Norleucine (abbreviated as Nle) is an amino acid with the formula CH3(CH2)3CH(NH2)CO2H.  A systematic name for this compound is 2-aminohexanoic acid.  The compound is an isomer of the more common amino acid leucine. Like most other α-amino acids, norleucine is chiral. It is a white, water-soluble solid.

Occurrence
Together with norvaline, norleucine is found in small amounts in some bacterial strains where its concentration can approach millimolar.  Its biosynthesis has been examined. It arises via the action of 2-isopropylmalate synthase on α-ketobutyrate. The incorporation of Nle into peptides reflects the imperfect selectivity of the associated aminoacyl-tRNA synthetase.  In Miller–Urey experiments probing prebiotic synthesis of amino acids, norleucine and especially norvaline are formed.

Uses
It is nearly isosteric with methionine, even though it does not contain sulfur.
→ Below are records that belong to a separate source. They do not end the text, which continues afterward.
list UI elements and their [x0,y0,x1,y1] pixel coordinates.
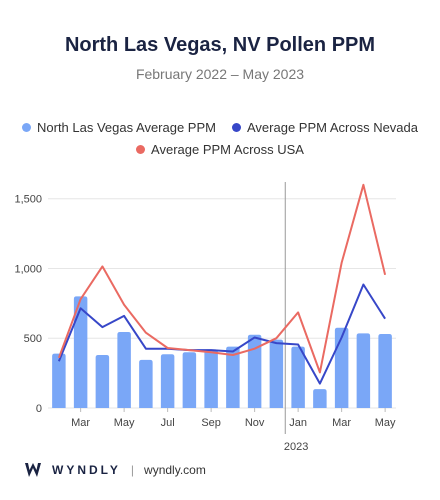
x-tick-label: Mar [332,417,351,429]
y-tick-label: 0 [36,403,42,415]
y-tick-label: 1,500 [14,194,42,206]
x-tick-label: Jul [161,417,175,429]
x-tick-label: Jan [289,417,307,429]
legend-swatch-bars [22,122,31,132]
x-tick-label: May [114,417,135,429]
footer-separator: | [130,463,135,477]
bar [182,352,197,408]
legend-label-north-las-vegas: North Las Vegas Average PPM [37,119,216,135]
bar [204,349,218,408]
y-tick-label: 500 [24,333,42,345]
x-tick-label: Mar [71,417,90,429]
bar [269,339,284,408]
legend-swatch-nevada [231,122,241,132]
bar [52,353,66,408]
x-tick-label: Nov [245,417,265,429]
legend-label-usa: Average PPM Across USA [151,141,304,157]
year-label: 2023 [284,441,308,453]
legend-item-nevada: Average PPM Across Nevada [231,119,418,135]
chart-area: 0 500 1,000 1,500 Mar May Jul Sep Nov Jan Mar May 20… [14,182,396,453]
x-tick-label: May [375,417,396,429]
x-tick-label: Sep [201,417,221,429]
bar [160,354,175,408]
bar [334,327,349,408]
chart-title: North Las Vegas, NV Pollen PPM [64,34,376,56]
legend-item-usa: Average PPM Across USA [136,142,304,157]
y-tick-label: 1,000 [14,263,42,275]
series-line-nevada [57,283,386,385]
bar [139,359,153,408]
brand-name: WYNDLY [52,463,121,477]
bar [378,334,392,408]
bar [313,389,327,408]
bar [95,354,110,408]
legend: North Las Vegas Average PPM Average PPM … [0,116,440,160]
legend-label-nevada: Average PPM Across Nevada [246,119,418,135]
series-line-usa [57,183,387,374]
wyndly-logo-icon [25,463,41,477]
bar [226,346,240,408]
bar [73,296,88,408]
chart-subtitle: February 2022 – May 2023 [135,66,305,82]
bar [247,334,262,408]
bar [291,346,305,408]
site-url[interactable]: wyndly.com [144,463,206,477]
footer: WYNDLY | wyndly.com [24,461,206,479]
legend-item-north-las-vegas: North Las Vegas Average PPM [22,120,216,135]
legend-swatch-usa [136,144,146,154]
bar [117,331,131,408]
bar [356,333,371,408]
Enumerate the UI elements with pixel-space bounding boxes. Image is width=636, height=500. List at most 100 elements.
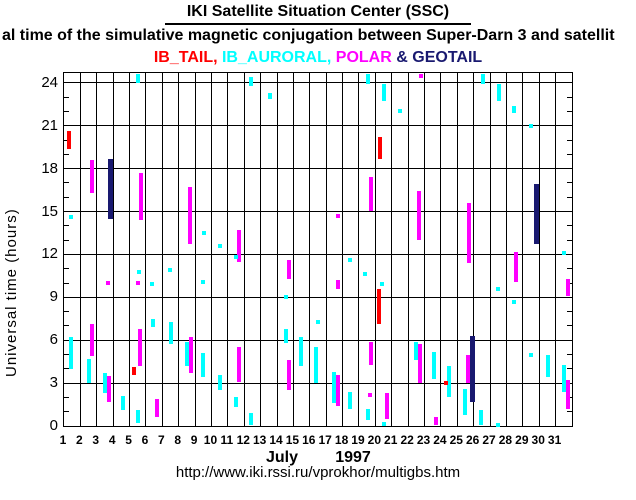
- conjunction-mark-auroral: [167, 268, 172, 273]
- conjunction-mark-auroral: [315, 319, 320, 324]
- x-day-label: 21: [384, 433, 398, 447]
- day-gridline: [505, 73, 507, 426]
- conjunction-mark-auroral: [68, 215, 73, 220]
- conjunction-mark-polar: [188, 337, 193, 374]
- x-axis-month-label: July: [265, 449, 298, 466]
- conjunction-mark-polar: [335, 213, 340, 218]
- axis-minor-tick: [567, 411, 572, 413]
- conjunction-mark-polar: [368, 392, 373, 397]
- axis-minor-tick: [567, 182, 572, 184]
- day-gridline: [473, 73, 475, 426]
- axis-minor-tick: [567, 239, 572, 241]
- axis-minor-tick: [64, 96, 69, 98]
- conjunction-mark-polar: [565, 278, 570, 296]
- conjunction-mark-auroral: [299, 337, 304, 366]
- hour-gridline: [64, 211, 572, 212]
- conjunction-mark-auroral: [366, 408, 370, 421]
- axis-minor-tick: [64, 396, 69, 398]
- axis-minor-tick: [567, 153, 572, 155]
- x-day-label: 3: [92, 433, 100, 447]
- x-day-label: 11: [220, 433, 234, 447]
- conjunction-mark-polar: [90, 324, 95, 356]
- conjunction-mark-polar: [287, 360, 292, 391]
- conjunction-mark-auroral: [331, 371, 336, 404]
- day-gridline: [342, 73, 344, 426]
- conjunction-mark-auroral: [136, 74, 141, 83]
- conjunction-mark-polar: [106, 375, 111, 402]
- axis-minor-tick: [567, 325, 572, 327]
- conjunction-mark-auroral: [217, 374, 222, 391]
- axis-minor-tick: [567, 96, 572, 98]
- conjunction-mark-polar: [467, 202, 472, 263]
- day-gridline: [391, 73, 393, 426]
- conjunction-mark-auroral: [150, 282, 155, 287]
- x-day-label: 4: [108, 433, 116, 447]
- legend-ampersand: &: [396, 49, 408, 66]
- conjunction-mark-polar: [336, 280, 341, 289]
- conjunction-mark-polar: [417, 191, 422, 241]
- conjunction-mark-auroral: [283, 328, 288, 344]
- conjunction-mark-tail: [444, 381, 449, 386]
- day-gridline: [79, 73, 81, 426]
- conjunction-mark-auroral: [496, 286, 501, 291]
- conjunction-mark-auroral: [151, 318, 156, 328]
- x-day-label: 20: [367, 433, 382, 447]
- conjunction-mark-auroral: [382, 84, 387, 102]
- conjunction-mark-auroral: [348, 258, 353, 263]
- day-gridline: [96, 73, 98, 426]
- y-tick-label: 21: [41, 116, 58, 134]
- conjunction-mark-auroral: [217, 243, 222, 248]
- conjunction-mark-auroral: [512, 299, 517, 304]
- conjunction-mark-tail: [67, 131, 72, 149]
- conjunction-mark-polar: [368, 177, 373, 212]
- y-axis-title: Universal time (hours): [3, 208, 20, 378]
- conjunction-mark-tail: [377, 137, 382, 159]
- day-gridline: [374, 73, 376, 426]
- x-day-label: 31: [547, 433, 562, 447]
- day-gridline: [358, 73, 360, 426]
- day-gridline: [538, 73, 540, 426]
- day-gridline: [145, 73, 147, 426]
- x-day-label: 17: [318, 433, 332, 447]
- x-day-label: 24: [433, 433, 447, 447]
- conjunction-mark-auroral: [86, 358, 91, 384]
- conjunction-mark-auroral: [234, 255, 239, 260]
- day-gridline: [276, 73, 278, 426]
- x-day-label: 19: [351, 433, 365, 447]
- conjunction-mark-polar: [466, 354, 471, 384]
- conjunction-mark-auroral: [348, 391, 353, 409]
- hour-gridline: [64, 253, 572, 255]
- page-title: IKI Satellite Situation Center (SSC): [0, 3, 636, 25]
- x-day-label: 27: [482, 433, 496, 447]
- conjunction-mark-auroral: [529, 352, 534, 357]
- page-title-text: IKI Satellite Situation Center (SSC): [164, 3, 472, 25]
- chart-legend: IB_TAIL, IB_AURORAL, POLAR & GEOTAIL: [0, 49, 636, 67]
- conjunction-mark-geotail: [470, 335, 476, 402]
- conjunction-mark-polar: [565, 380, 570, 409]
- conjunction-mark-geotail: [533, 184, 539, 245]
- conjunction-mark-auroral: [365, 74, 370, 85]
- conjunction-mark-auroral: [363, 272, 368, 277]
- conjunction-mark-auroral: [545, 354, 550, 378]
- conjunction-mark-auroral: [168, 321, 173, 345]
- conjunction-mark-polar: [417, 344, 422, 384]
- y-tick-label: 24: [41, 73, 58, 91]
- conjunction-mark-polar: [89, 160, 94, 193]
- axis-minor-tick: [64, 311, 69, 313]
- conjunction-mark-auroral: [200, 279, 205, 284]
- x-day-label: 16: [302, 433, 316, 447]
- x-day-label: 26: [465, 433, 480, 447]
- conjunction-mark-auroral: [102, 373, 107, 394]
- conjunction-mark-auroral: [234, 397, 239, 408]
- day-gridline: [161, 73, 163, 426]
- y-tick-label: 0: [49, 417, 58, 434]
- conjunction-mark-polar: [418, 74, 423, 78]
- x-day-label: 13: [252, 433, 267, 447]
- conjunction-mark-polar: [433, 417, 438, 425]
- conjunction-mark-polar: [513, 251, 518, 282]
- day-gridline: [309, 73, 311, 426]
- conjunction-mark-auroral: [431, 351, 436, 379]
- conjunction-mark-auroral: [414, 341, 419, 361]
- conjunction-mark-auroral: [479, 410, 484, 425]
For this reason, norleucine has been used to probe the role of methionine in Amyloid-β peptide (AβP) the central constituent of senile plaques in Alzheimer's disease. A study showed that with the substitution of the methionine at the 35 position with norleucine the neurotoxic effects of the Aβ peptides were completely negated.

See also 
 Leucines, description of the isomers of leucine
 norvaline, isomer of valine that has similar biochemistry to that of norleucine.